I stare at the illegible scrawl of her upside-down notes, take a moment or two to digest what she’s telling me. This is how Nate must have felt when he saw my criticisms.
“Sorry, you mean start again?”
“Yes, Anna, exactly what I mean.”
Her eyes are stony. Only someone more senior than you gets to repeat your name twice in the first five minutes, and it’s never a good sign.
“I thought it was along the lines we talked about. I thought—”
“It is nowhere near what we’re looking for.”
She sighs, leans a little closer to me across the desk. The room suddenly feels smaller.
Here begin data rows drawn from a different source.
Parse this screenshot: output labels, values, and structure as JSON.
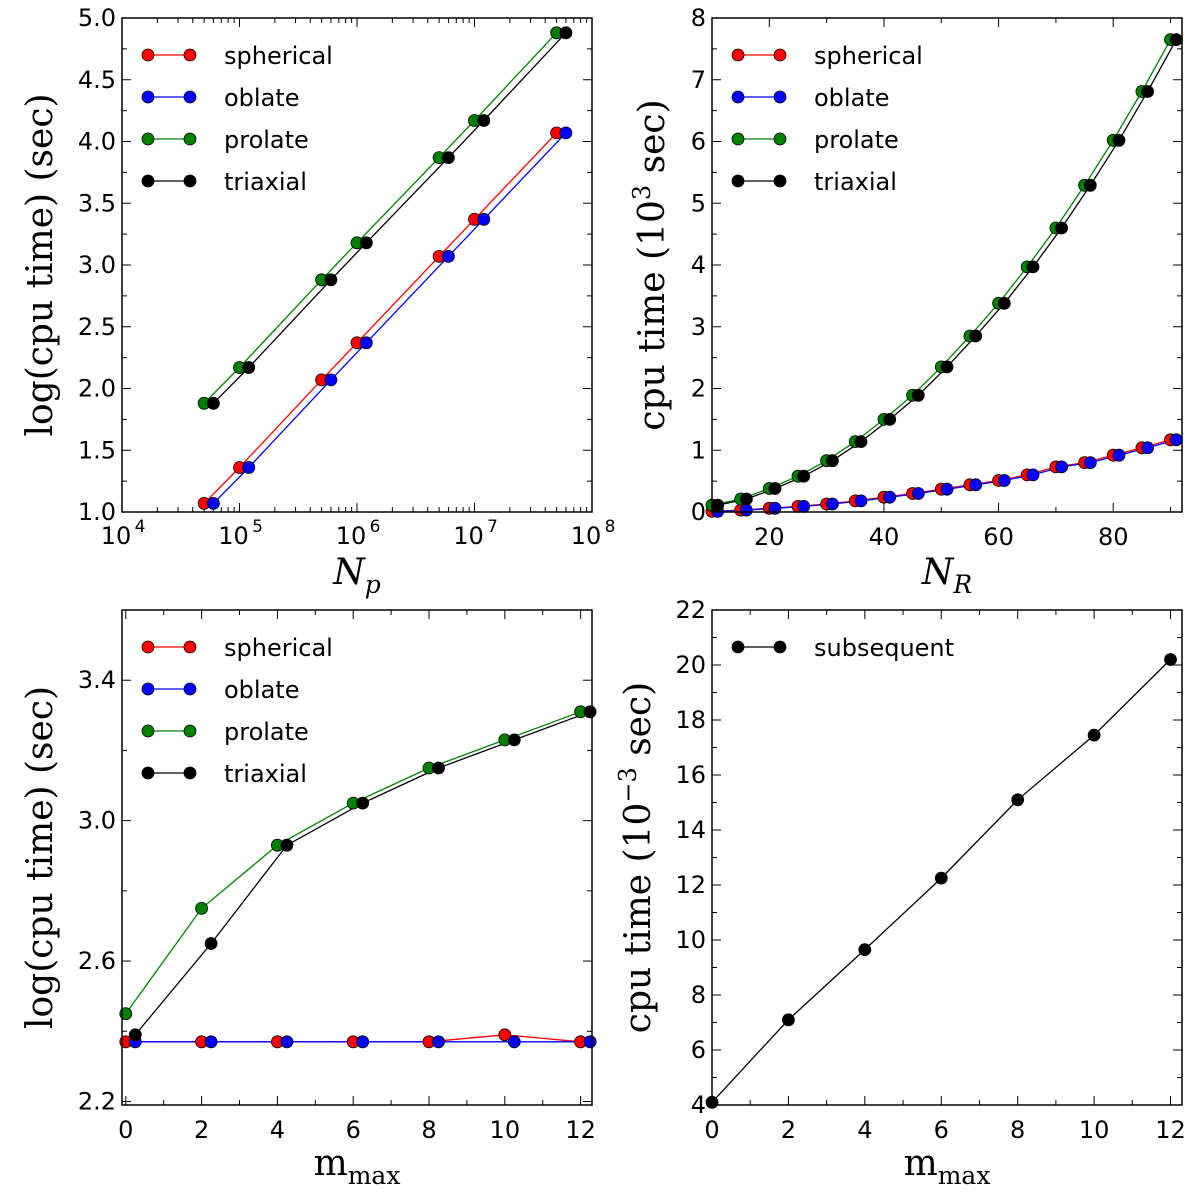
{
  "chart_data": [
    {
      "id": "tl",
      "type": "line",
      "xscale": "log",
      "xlim_exp": [
        4,
        8
      ],
      "ylim": [
        1.0,
        5.0
      ],
      "xlabel_main": "N",
      "xlabel_sub": "p",
      "ylabel": "log(cpu time) (sec)",
      "xticks": [
        {
          "base": "10",
          "exp": "4"
        },
        {
          "base": "10",
          "exp": "5"
        },
        {
          "base": "10",
          "exp": "6"
        },
        {
          "base": "10",
          "exp": "7"
        },
        {
          "base": "10",
          "exp": "8"
        }
      ],
      "yticks": [
        "1.0",
        "1.5",
        "2.0",
        "2.5",
        "3.0",
        "3.5",
        "4.0",
        "4.5",
        "5.0"
      ],
      "legend_position": "top-left",
      "series": [
        {
          "name": "spherical",
          "color": "#ff0000",
          "x": [
            50000,
            100000,
            500000,
            1000000,
            5000000,
            10000000,
            50000000
          ],
          "y": [
            1.07,
            1.36,
            2.07,
            2.37,
            3.07,
            3.37,
            4.07
          ]
        },
        {
          "name": "oblate",
          "color": "#0000ff",
          "x": [
            60000,
            120000,
            600000,
            1200000,
            6000000,
            12000000,
            60000000
          ],
          "y": [
            1.07,
            1.36,
            2.07,
            2.37,
            3.07,
            3.37,
            4.07
          ]
        },
        {
          "name": "prolate",
          "color": "#008000",
          "x": [
            50000,
            100000,
            500000,
            1000000,
            5000000,
            10000000,
            50000000
          ],
          "y": [
            1.88,
            2.17,
            2.88,
            3.18,
            3.87,
            4.17,
            4.88
          ]
        },
        {
          "name": "triaxial",
          "color": "#000000",
          "x": [
            60000,
            120000,
            600000,
            1200000,
            6000000,
            12000000,
            60000000
          ],
          "y": [
            1.88,
            2.17,
            2.88,
            3.18,
            3.87,
            4.17,
            4.88
          ]
        }
      ]
    },
    {
      "id": "tr",
      "type": "line",
      "xscale": "linear",
      "xlim": [
        10,
        92
      ],
      "ylim": [
        0,
        8
      ],
      "xlabel_main": "N",
      "xlabel_sub": "R",
      "ylabel": "cpu time (10^3 sec)",
      "xticks": [
        "20",
        "40",
        "60",
        "80"
      ],
      "yticks": [
        "0",
        "1",
        "2",
        "3",
        "4",
        "5",
        "6",
        "7",
        "8"
      ],
      "legend_position": "top-left",
      "series": [
        {
          "name": "spherical",
          "color": "#ff0000",
          "x": [
            10,
            15,
            20,
            25,
            30,
            35,
            40,
            45,
            50,
            55,
            60,
            65,
            70,
            75,
            80,
            85,
            90
          ],
          "y": [
            0.01,
            0.03,
            0.06,
            0.09,
            0.13,
            0.18,
            0.24,
            0.3,
            0.37,
            0.44,
            0.51,
            0.6,
            0.73,
            0.8,
            0.92,
            1.04,
            1.17
          ]
        },
        {
          "name": "oblate",
          "color": "#0000ff",
          "x": [
            11,
            16,
            21,
            26,
            31,
            36,
            41,
            46,
            51,
            56,
            61,
            66,
            71,
            76,
            81,
            86,
            91
          ],
          "y": [
            0.01,
            0.03,
            0.06,
            0.09,
            0.13,
            0.18,
            0.24,
            0.3,
            0.37,
            0.44,
            0.51,
            0.6,
            0.73,
            0.8,
            0.92,
            1.04,
            1.17
          ]
        },
        {
          "name": "prolate",
          "color": "#008000",
          "x": [
            10,
            15,
            20,
            25,
            30,
            35,
            40,
            45,
            50,
            55,
            60,
            65,
            70,
            75,
            80,
            85,
            90
          ],
          "y": [
            0.11,
            0.21,
            0.38,
            0.58,
            0.83,
            1.14,
            1.5,
            1.89,
            2.35,
            2.85,
            3.38,
            3.97,
            4.6,
            5.29,
            6.02,
            6.81,
            7.65
          ]
        },
        {
          "name": "triaxial",
          "color": "#000000",
          "x": [
            11,
            16,
            21,
            26,
            31,
            36,
            41,
            46,
            51,
            56,
            61,
            66,
            71,
            76,
            81,
            86,
            91
          ],
          "y": [
            0.11,
            0.21,
            0.38,
            0.58,
            0.83,
            1.14,
            1.5,
            1.89,
            2.35,
            2.85,
            3.38,
            3.97,
            4.6,
            5.29,
            6.02,
            6.81,
            7.65
          ]
        }
      ]
    },
    {
      "id": "bl",
      "type": "line",
      "xscale": "linear",
      "xlim": [
        -0.1,
        12.3
      ],
      "ylim": [
        2.19,
        3.6
      ],
      "xlabel_main": "m",
      "xlabel_sub": "max",
      "ylabel": "log(cpu time) (sec)",
      "xticks": [
        "0",
        "2",
        "4",
        "6",
        "8",
        "10",
        "12"
      ],
      "yticks": [
        "2.2",
        "2.6",
        "3.0",
        "3.4"
      ],
      "legend_position": "top-left",
      "series": [
        {
          "name": "spherical",
          "color": "#ff0000",
          "x": [
            0,
            2,
            4,
            6,
            8,
            10,
            12
          ],
          "y": [
            2.37,
            2.37,
            2.37,
            2.37,
            2.37,
            2.39,
            2.37
          ]
        },
        {
          "name": "oblate",
          "color": "#0000ff",
          "x": [
            0.25,
            2.25,
            4.25,
            6.25,
            8.25,
            10.25,
            12.25
          ],
          "y": [
            2.37,
            2.37,
            2.37,
            2.37,
            2.37,
            2.37,
            2.37
          ]
        },
        {
          "name": "prolate",
          "color": "#008000",
          "x": [
            0,
            2,
            4,
            6,
            8,
            10,
            12
          ],
          "y": [
            2.45,
            2.75,
            2.93,
            3.05,
            3.15,
            3.23,
            3.31
          ]
        },
        {
          "name": "triaxial",
          "color": "#000000",
          "x": [
            0.25,
            2.25,
            4.25,
            6.25,
            8.25,
            10.25,
            12.25
          ],
          "y": [
            2.39,
            2.65,
            2.93,
            3.05,
            3.15,
            3.23,
            3.31
          ]
        }
      ]
    },
    {
      "id": "br",
      "type": "line",
      "xscale": "linear",
      "xlim": [
        0,
        12.3
      ],
      "ylim": [
        4,
        22
      ],
      "xlabel_main": "m",
      "xlabel_sub": "max",
      "ylabel": "cpu time (10^-3 sec)",
      "xticks": [
        "0",
        "2",
        "4",
        "6",
        "8",
        "10",
        "12"
      ],
      "yticks": [
        "4",
        "6",
        "8",
        "10",
        "12",
        "14",
        "16",
        "18",
        "20",
        "22"
      ],
      "legend_position": "top-left",
      "series": [
        {
          "name": "subsequent",
          "color": "#000000",
          "x": [
            0,
            2,
            4,
            6,
            8,
            10,
            12
          ],
          "y": [
            4.1,
            7.1,
            9.65,
            12.25,
            15.1,
            17.45,
            20.2
          ]
        }
      ]
    }
  ]
}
Her large tortoiseshell reading glasses magnify her stare. I want to look away but I can’t.
“Oh,” is all I can manage.
The first dizzy vertiginous stab of disappointment hits me in the solar plexus. Something inside me starts to crumble. I had entertained the thought of praise, perhaps constructive criticism, but not downright scorn. Her head dips down like a delicate bird as she flits through the pages, immaculate manicured fingers alight upon one page after another.
“Where’s the brutally honest edge we talked about in our interview? The blood on the page? The forensic detail rather than the broad strokes?”
“But I thought it was all there, all covered—” I stammer.
She regards me for a moment. Her liquid brown eyes soften. “This is perfectly normal, Anna. It’s a process. You have to write the wrong thing so I know what I don’t want. It can be frustrating but I’m afraid that’s how I work.” She inclines her head, as if to apologize for such an adorably quirky streak. I glance down toward the river outside her window, the color of oily black tar. A tugboat no bigger than a single dot from up here draws through the water, vanishes under the bridge.
“I know how difficult he can be,” she says. “I know what you’re up against. He needs boundaries. But we need less about his research. We need him to be more expressive, to open up about the pain he’s been through, the pressure of his career, feeling under suspicion after she died.”
“It’s not that easy,” I say. “He closes down those conversations pretty swiftly. So much so I’m starting to wonder why.”
“You think he’s got something to hide?”
“Whatever happened is private and personal, and I don’t think he wants the world to know about it.” I glance up at her shelves and scan some of the author names, mainly female, who have spilled their messy lives across the page. Addiction, abuse, bulimia, self-harm, guilt and shame. Priya’s favorite ingredients. She’s probably thinking right now about the ghostwriters that she should have chosen instead of me, that could have done a better job. She looks almost sorry for me.
“You’ll get there, but we need more about Eva. She is the draw.”
“I think Nate’s worry is it could be too prurient, a bit low-rent maybe?” I pause. “Maybe if I were to get other voices who could share a little more about Eva, it would help. Like Kath, for example?”
“Kath simply can’t be interviewed. She’s off-limits for this book, given the recent inquest stunt she pulled. And remember, Anna, it’s not prurience, but a responsibility to go there. We can’t afford for Nate to turn a blind eye to Eva’s story, she deserves our undivided attention.”
I give a small sigh. “The first time I asked him about Eva’s death, he got really upset, angry even. He pushed a chair onto the floor and stormed out.”
“The infamous Nate temper,” she says dryly. I suppose that confirms my suspicion that his outburst wasn’t a one-off at all, despite his insistence.
“I know how Nate can be,” she says. “But it’s all bluster. You shouldn’t be intimidated by him.”
“I didn’t say I was.”
Priya’s phone pings. I watch her manicured nails tap on a message alert. “Talk of the devil. I told him you and I were meeting, he knows there’s something up. He wants to chat after we finish.” She studies the text for a second, shrugs. “I’m not going to tell him what we’ve talked about. It’s up to you how you play it. So, we’re good?”
Slowly, I nod, give her a thin smile.
“Just don’t be soft on him.”
She returns my smile, clearly keen to tick this off her to-do list. What assumptions has she already made about me? That I shy away from confrontation, I’m too easily won over? Is it something she’s discussed with Nate? I get the feeling they talk about everything, including me.
She tilts her head, a hesitant smile hovers on her lips. “You know, Nate originally wanted to work on his memoir with me. Of course, apart from the fact that I’m too busy publishing other people’s memoirs, I felt he needed someone with more objectivity, someone who is new to the whole...situation.” She pauses meaningfully.
“Less...involved?” I offer.
She removes her glasses, a strand or two of her sleek bob falls across her face, and really looks at me.